The creation of Folklore, Myths and Legends of Britain was overseen by Russell Ash, and was very much a team effort. Contributions came from a considerable number of eminent academics and specialists in folklore and related disciplines, with a wealth of striking original illustrations, often possessing the look of contemporary woodcuts, undertaken by a team of talented artists. Amongst the latter was the illustrator Eric Fraser, who created some of my favourite pen and ink illustrations such as those of Herne the Hunter, Lady Godiva, and ‘The Wicked Lady’.
The book’s general aesthetic and sensibility chimed with those of the times in which it was produced, and it thus seems apt that its year of publication coincided with the release of three of what I would consider to be the best British horror films: The Wicker Man, Don’t Look Now, and Theatre of Blood. One can easily imagine Lord Summerisle perusing this volume with pleasure, or Sergeant Howie, equally, with horror. Being something of a sensitive soul as a child, when I first encountered this book the mere sight of its cover – graced with the glowering therianthropic head of the bull-horned Dorset Ooser – was enough to set me affright, but I look upon it with a fonder regard today.

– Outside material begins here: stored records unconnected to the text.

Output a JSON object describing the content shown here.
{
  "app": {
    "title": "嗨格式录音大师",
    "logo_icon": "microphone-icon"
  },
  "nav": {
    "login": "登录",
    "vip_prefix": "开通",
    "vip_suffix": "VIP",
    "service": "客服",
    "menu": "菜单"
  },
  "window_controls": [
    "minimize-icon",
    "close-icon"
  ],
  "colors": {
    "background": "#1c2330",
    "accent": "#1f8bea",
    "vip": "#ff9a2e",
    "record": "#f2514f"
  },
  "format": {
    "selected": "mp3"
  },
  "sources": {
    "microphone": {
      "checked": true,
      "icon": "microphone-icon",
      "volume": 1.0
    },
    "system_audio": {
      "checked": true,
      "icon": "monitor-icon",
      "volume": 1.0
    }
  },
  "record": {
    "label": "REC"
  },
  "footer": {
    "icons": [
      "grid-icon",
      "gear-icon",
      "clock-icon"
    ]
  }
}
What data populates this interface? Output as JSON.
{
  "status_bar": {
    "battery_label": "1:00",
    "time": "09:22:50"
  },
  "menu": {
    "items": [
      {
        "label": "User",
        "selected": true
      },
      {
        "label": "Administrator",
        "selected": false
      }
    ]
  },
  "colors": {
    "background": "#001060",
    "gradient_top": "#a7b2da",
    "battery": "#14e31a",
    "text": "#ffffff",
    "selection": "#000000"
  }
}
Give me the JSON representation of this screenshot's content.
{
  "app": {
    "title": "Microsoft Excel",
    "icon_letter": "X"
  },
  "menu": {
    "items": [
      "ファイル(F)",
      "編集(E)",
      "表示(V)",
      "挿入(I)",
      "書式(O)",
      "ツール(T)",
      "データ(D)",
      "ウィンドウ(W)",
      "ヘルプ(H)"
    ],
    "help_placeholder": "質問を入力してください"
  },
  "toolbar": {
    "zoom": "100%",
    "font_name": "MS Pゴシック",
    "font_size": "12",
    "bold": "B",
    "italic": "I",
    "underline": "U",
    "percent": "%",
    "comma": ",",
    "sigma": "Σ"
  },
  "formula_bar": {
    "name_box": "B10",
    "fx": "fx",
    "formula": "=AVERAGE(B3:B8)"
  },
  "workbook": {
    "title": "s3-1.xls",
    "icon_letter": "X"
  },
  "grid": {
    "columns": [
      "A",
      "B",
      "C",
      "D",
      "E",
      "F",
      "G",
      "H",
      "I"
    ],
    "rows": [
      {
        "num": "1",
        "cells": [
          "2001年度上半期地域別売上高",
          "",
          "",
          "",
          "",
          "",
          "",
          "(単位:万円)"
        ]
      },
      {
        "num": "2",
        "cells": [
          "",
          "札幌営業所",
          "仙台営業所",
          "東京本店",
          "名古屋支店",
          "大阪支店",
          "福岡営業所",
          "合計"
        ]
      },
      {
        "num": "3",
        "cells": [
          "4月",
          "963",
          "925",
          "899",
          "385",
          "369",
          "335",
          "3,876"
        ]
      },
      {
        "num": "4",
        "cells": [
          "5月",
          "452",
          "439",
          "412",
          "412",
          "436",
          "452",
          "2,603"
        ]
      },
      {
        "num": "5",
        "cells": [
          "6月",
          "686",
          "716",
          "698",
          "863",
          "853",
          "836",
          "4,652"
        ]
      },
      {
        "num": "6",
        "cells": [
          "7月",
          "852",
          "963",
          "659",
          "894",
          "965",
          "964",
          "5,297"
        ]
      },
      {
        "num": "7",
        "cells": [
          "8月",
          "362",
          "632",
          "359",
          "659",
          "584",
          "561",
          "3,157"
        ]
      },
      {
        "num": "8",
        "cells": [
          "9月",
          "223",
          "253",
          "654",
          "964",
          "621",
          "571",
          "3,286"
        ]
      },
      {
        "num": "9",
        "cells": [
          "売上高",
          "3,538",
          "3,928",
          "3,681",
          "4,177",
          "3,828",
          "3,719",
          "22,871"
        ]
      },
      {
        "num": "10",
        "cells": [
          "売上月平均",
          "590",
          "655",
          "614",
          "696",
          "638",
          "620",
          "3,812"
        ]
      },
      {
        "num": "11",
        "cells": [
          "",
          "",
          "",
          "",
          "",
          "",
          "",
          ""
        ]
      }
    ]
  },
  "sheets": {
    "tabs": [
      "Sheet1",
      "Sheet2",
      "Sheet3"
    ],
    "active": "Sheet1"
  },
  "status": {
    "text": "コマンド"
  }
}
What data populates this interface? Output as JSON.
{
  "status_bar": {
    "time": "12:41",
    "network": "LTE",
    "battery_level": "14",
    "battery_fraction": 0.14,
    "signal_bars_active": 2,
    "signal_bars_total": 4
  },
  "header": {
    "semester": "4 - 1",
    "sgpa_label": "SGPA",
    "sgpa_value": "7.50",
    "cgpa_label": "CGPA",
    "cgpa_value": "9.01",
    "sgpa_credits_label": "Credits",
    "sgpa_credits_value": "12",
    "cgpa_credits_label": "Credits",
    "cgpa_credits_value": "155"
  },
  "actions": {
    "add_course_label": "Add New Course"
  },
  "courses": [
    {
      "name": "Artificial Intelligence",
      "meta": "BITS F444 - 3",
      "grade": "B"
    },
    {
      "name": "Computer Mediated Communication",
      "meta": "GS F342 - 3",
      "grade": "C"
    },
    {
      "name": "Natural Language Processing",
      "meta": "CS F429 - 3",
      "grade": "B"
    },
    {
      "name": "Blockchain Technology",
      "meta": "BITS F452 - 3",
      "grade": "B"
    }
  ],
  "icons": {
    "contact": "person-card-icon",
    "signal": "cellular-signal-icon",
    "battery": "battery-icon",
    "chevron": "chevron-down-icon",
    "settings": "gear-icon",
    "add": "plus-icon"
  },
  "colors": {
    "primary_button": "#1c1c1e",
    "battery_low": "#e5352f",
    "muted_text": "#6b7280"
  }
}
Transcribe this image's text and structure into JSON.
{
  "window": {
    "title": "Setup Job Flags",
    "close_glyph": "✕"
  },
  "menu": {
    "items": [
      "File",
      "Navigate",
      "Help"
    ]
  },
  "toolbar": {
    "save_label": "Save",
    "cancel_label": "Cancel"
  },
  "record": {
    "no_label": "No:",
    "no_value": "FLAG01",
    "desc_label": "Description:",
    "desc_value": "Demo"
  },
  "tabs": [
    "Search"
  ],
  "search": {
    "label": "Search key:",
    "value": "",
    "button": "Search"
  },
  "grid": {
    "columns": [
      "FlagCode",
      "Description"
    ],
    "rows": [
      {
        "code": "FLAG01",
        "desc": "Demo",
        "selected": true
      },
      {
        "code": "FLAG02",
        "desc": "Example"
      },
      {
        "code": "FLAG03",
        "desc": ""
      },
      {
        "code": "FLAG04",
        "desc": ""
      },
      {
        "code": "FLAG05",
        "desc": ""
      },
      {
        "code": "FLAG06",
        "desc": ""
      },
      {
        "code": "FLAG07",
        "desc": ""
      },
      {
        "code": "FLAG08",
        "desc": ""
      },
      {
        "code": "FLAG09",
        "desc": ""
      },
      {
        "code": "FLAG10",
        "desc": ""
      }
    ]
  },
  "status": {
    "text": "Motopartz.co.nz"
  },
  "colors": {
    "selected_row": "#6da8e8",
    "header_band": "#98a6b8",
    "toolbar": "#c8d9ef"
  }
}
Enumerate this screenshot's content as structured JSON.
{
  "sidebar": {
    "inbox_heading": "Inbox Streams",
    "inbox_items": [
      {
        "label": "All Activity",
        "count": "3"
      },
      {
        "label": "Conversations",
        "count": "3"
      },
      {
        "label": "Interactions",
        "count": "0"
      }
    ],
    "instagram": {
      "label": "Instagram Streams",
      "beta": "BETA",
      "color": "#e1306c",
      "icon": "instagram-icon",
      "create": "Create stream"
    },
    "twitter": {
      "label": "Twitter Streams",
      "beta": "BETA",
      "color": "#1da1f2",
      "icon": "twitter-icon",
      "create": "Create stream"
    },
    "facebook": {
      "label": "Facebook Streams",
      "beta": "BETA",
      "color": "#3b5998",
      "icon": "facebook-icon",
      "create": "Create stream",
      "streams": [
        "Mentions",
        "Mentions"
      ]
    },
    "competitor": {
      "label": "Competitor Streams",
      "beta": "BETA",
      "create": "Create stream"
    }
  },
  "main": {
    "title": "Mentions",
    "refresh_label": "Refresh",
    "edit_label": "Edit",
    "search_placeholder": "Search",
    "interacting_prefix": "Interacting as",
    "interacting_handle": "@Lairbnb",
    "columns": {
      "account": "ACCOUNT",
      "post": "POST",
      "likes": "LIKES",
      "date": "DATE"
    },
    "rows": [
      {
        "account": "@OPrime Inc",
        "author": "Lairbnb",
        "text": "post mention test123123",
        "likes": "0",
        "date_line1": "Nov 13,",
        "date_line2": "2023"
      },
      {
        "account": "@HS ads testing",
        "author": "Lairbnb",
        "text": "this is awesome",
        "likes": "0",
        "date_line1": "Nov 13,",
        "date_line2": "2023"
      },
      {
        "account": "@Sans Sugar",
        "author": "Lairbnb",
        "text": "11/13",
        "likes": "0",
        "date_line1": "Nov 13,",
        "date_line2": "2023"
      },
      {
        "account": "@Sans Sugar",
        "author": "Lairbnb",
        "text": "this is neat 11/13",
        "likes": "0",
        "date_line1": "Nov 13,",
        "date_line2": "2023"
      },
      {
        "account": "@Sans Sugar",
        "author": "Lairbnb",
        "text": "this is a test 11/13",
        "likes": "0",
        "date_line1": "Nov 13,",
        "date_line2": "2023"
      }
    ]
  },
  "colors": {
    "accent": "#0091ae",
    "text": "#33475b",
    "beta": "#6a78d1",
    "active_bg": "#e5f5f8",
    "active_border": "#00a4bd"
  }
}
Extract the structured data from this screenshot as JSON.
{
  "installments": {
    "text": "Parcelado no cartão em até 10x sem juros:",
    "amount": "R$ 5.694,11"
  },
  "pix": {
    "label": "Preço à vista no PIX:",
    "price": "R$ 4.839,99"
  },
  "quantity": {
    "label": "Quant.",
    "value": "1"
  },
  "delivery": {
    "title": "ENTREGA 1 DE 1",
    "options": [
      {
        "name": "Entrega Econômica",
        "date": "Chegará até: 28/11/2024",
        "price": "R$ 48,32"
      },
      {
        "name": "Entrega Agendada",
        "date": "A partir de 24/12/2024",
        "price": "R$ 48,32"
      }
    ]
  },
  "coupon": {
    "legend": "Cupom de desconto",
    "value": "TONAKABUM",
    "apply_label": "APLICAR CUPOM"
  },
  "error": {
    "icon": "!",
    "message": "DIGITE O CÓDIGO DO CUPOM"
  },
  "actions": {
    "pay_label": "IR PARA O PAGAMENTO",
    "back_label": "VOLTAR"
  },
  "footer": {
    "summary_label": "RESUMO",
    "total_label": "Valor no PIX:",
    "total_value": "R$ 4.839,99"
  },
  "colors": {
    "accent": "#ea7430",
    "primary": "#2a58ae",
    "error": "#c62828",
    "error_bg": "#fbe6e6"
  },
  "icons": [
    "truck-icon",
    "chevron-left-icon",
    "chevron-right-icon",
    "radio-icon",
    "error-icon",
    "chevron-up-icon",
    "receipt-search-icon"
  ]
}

Divided into three sections, it is the one entitled the ‘Romance of Britain’ that has always enchanted me the most. Here we are introduced to snippets of tales that enhance and enrich the localities with which they are associated, lending a colour to them that formal histories – whilst excellent in themselves – often lack. It is a book that provides endless stimulus to the imagination, particularly for the author who happens to be seeking to inject a local and authentic air into novels or shorter tales that possess a hint of the uncanny or the supernatural. Many of the stories themselves are ripe to be worked up into something more substantial, and have fed into my own fictional endeavours in one way or another, particularly, perhaps, in the case of Epona. In the introduction to Folklore, Myths and Legends of Britain, we encounter the spine-tingling account of Dr Anne Ross’s encounter with an evil presence – half-human, half-animal – that is said to have entered her house along with two mysterious crudely-worked stone heads found near to Hadrian’s Wall. She conjectured that they may in some way have been connected to a Romano-British deity venerated in the area when it was still part of the province of Britannia, and that this presence was a guardian of some form.
This book is now sadly long out of print, and the copies available on Amazon are going for a rather high price. That said, if you scour the second-hand bookshops you might just be lucky enough to pick up a bargain copy.